La dernière étude de phase 2 menée par Protagonist Therapeutics ouvre de nouvelles perspectives. Elle a concerné six patients, chacun recevant une dose personnalisée de PTG-300, variant de 10 à 80 mg, sur une période pouvant aller jusqu’à sept mois. Le protocole a été bien supporté : aucun participant n’a interrompu le traitement de son propre chef. D’après le Dr Samuel Saks, l’objectif est de réduire la production excessive de globules rouges en agissant sur le fer, indispensable à leur synthèse. Résultat : le recours à la phlébotomie n’a plus été nécessaire pour ces patients pendant la durée de l’essai. Une avancée qui pourrait bien changer la donne pour ceux qui, jusqu’ici, vivaient au rythme des prélèvements sanguins réguliers.

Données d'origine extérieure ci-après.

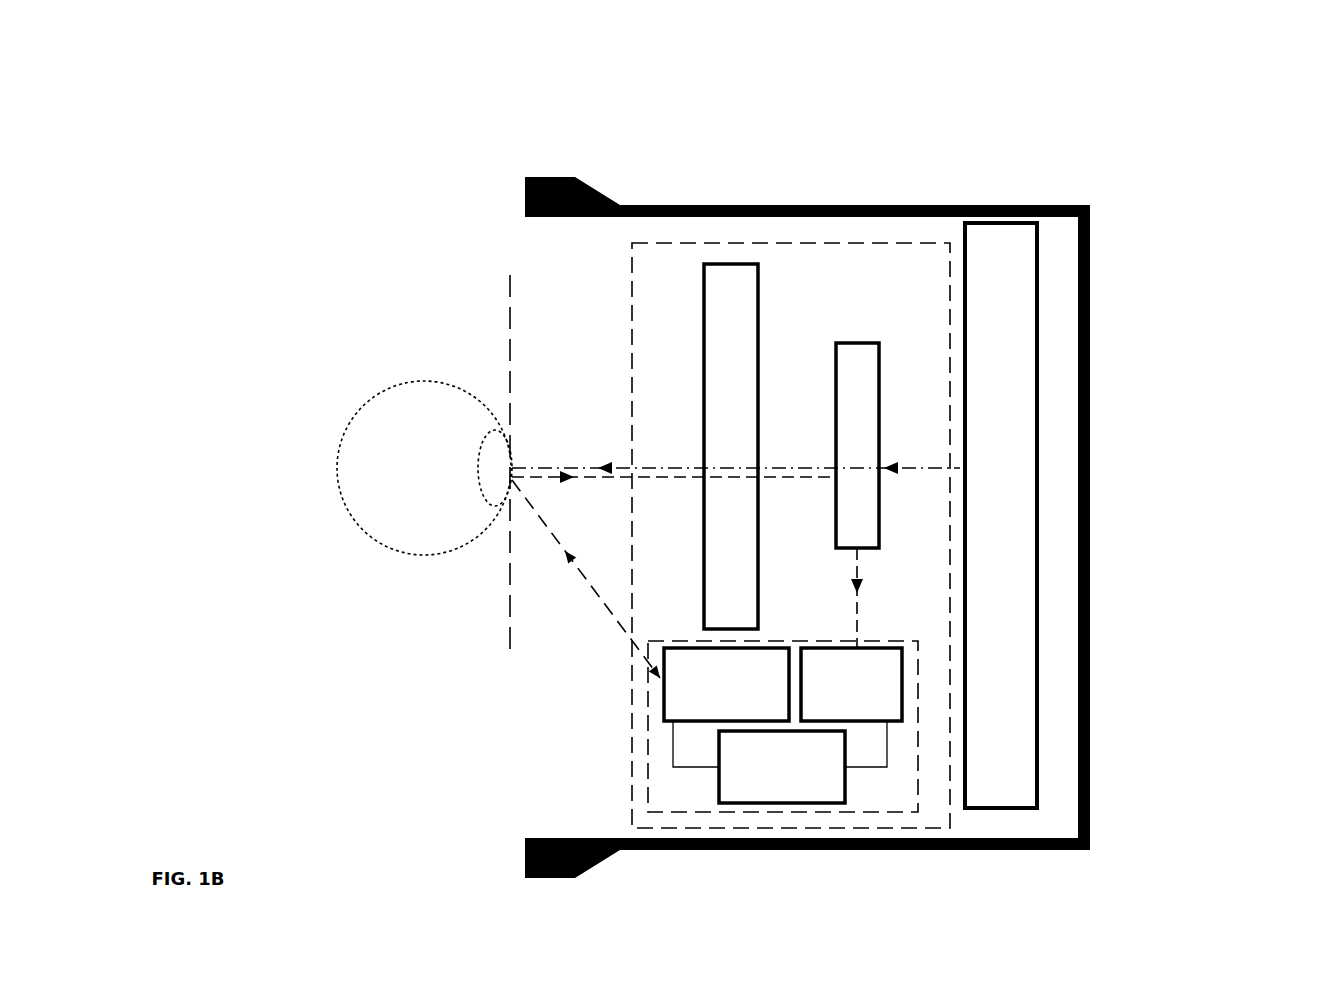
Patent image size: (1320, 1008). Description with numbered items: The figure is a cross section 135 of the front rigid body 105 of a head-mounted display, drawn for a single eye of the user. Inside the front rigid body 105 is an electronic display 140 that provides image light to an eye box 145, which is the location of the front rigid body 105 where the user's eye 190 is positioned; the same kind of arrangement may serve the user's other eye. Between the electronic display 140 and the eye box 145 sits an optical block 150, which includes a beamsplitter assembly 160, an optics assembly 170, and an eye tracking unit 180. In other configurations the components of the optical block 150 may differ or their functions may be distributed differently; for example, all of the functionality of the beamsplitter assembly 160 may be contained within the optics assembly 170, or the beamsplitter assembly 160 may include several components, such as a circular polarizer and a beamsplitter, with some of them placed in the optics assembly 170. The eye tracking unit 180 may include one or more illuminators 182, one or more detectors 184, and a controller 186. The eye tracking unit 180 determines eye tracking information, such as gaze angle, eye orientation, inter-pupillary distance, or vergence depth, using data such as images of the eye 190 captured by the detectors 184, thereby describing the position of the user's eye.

The cross section 135 is at (165, 57).
The front rigid body 105 is at (1095, 480).
The electronic display 140 is at (1037, 259).
The optical block 150 is at (633, 236).
The optics assembly 170 is at (730, 264).
The beamsplitter assembly 160 is at (857, 343).
The eye 190 is at (408, 492).
The eye box 145 is at (507, 595).
The eye tracking unit 180 is at (667, 726).
The illuminator 182 is at (710, 707).
The detector 184 is at (835, 707).
The controller 186 is at (782, 767).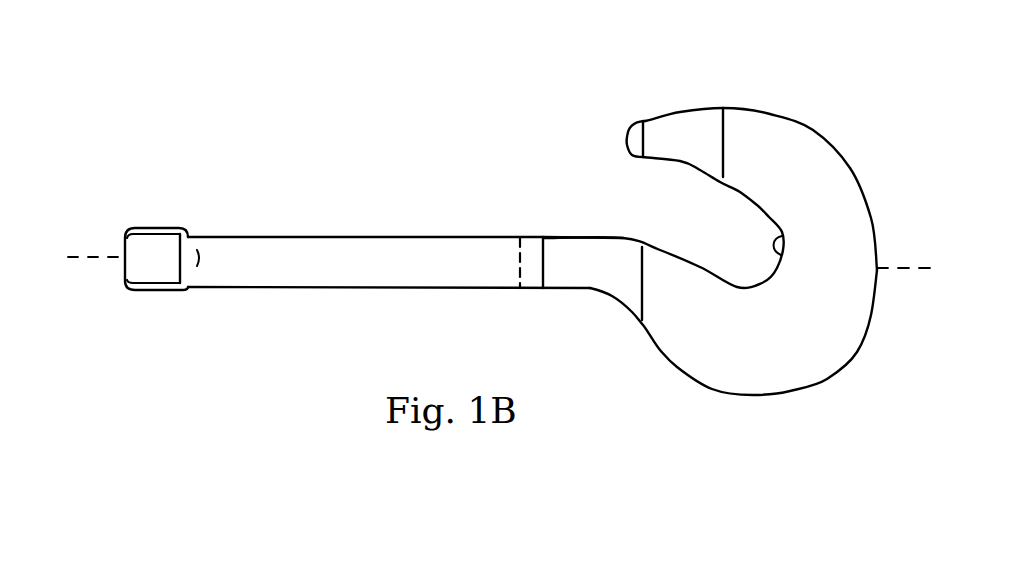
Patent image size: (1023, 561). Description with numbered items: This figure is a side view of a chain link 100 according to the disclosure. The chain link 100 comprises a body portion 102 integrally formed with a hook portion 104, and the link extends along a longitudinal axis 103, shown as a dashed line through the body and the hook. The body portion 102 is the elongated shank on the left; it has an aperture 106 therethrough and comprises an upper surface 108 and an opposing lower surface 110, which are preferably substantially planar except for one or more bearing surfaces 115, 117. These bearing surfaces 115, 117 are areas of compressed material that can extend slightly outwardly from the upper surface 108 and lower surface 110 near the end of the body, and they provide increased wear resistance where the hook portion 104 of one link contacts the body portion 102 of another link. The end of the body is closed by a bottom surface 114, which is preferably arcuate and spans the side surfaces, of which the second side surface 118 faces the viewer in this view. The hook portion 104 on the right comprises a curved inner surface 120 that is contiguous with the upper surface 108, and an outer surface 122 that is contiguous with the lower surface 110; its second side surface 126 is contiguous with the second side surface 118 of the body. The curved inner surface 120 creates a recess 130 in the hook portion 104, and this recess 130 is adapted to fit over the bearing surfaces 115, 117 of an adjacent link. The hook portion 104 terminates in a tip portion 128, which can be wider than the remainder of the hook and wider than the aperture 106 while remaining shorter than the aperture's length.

The chain link 100 is at (763, 422).
The body portion 102 is at (215, 252).
The longitudinal axis 103 is at (68, 256).
The hook portion 104 is at (810, 170).
The aperture 106 is at (520, 260).
The upper surface 108 is at (243, 233).
The lower surface 110 is at (328, 288).
The bottom surface 114 is at (124, 268).
The bearing surface 115 is at (150, 228).
The bearing surface 117 is at (155, 290).
The second side surface 118 is at (358, 255).
The inner surface 120 is at (784, 257).
The outer surface 122 is at (865, 203).
The second side surface 126 is at (823, 350).
The tip portion 128 is at (675, 128).
The recess 130 is at (744, 221).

Ce succès initial incite les chercheurs à élargir l’étude. La société prévoit d’associer davantage de patients à cette nouvelle phase, tout en réunissant des experts reconnus dans le domaine des néoplasmes myéloprolifératifs. Les représentants des patients seront également consultés afin d’intégrer leurs attentes et leurs besoins dès la conception des prochaines étapes. Le but affiché : toucher une population plus large, en proposant un traitement non cytoréducteur qui pourrait transformer la prise en charge de la polyglobulie.

Concrètement, éviter la phlébotomie n’est pas un détail. Cette procédure, bien que courante, peut provoquer des effets secondaires parfois sévères : carence en fer, hématocrite trop élevé et donc risque majoré d’AVC ou d’infarctus. Le PTG-300, en étant administrable chaque semaine par le patient lui-même, promet également de réduire la fréquence des consultations médicales, allégeant ainsi la charge physique et mentale des personnes concernées.

L’étude poursuit son développement et vise désormais l’inclusion de cinquante participants pour la prochaine phase. Si les résultats se confirment, on pourrait bien assister à un tournant dans la manière de traiter cette maladie rare et souvent mal comprise.

Cette démarche de recherche, encore perfectible et en constante évolution, met en lumière la difficulté de traduire toute la complexité d’une maladie rare dans des mots simples. Mais elle rappelle surtout ceci : derrière chaque avancée, il y a l’attente concrète de patients qui aspirent à une vie plus légère, moins rythmée par la contrainte des soins. Les prochaines années diront si cet espoir prendra corps ou restera une promesse scientifique.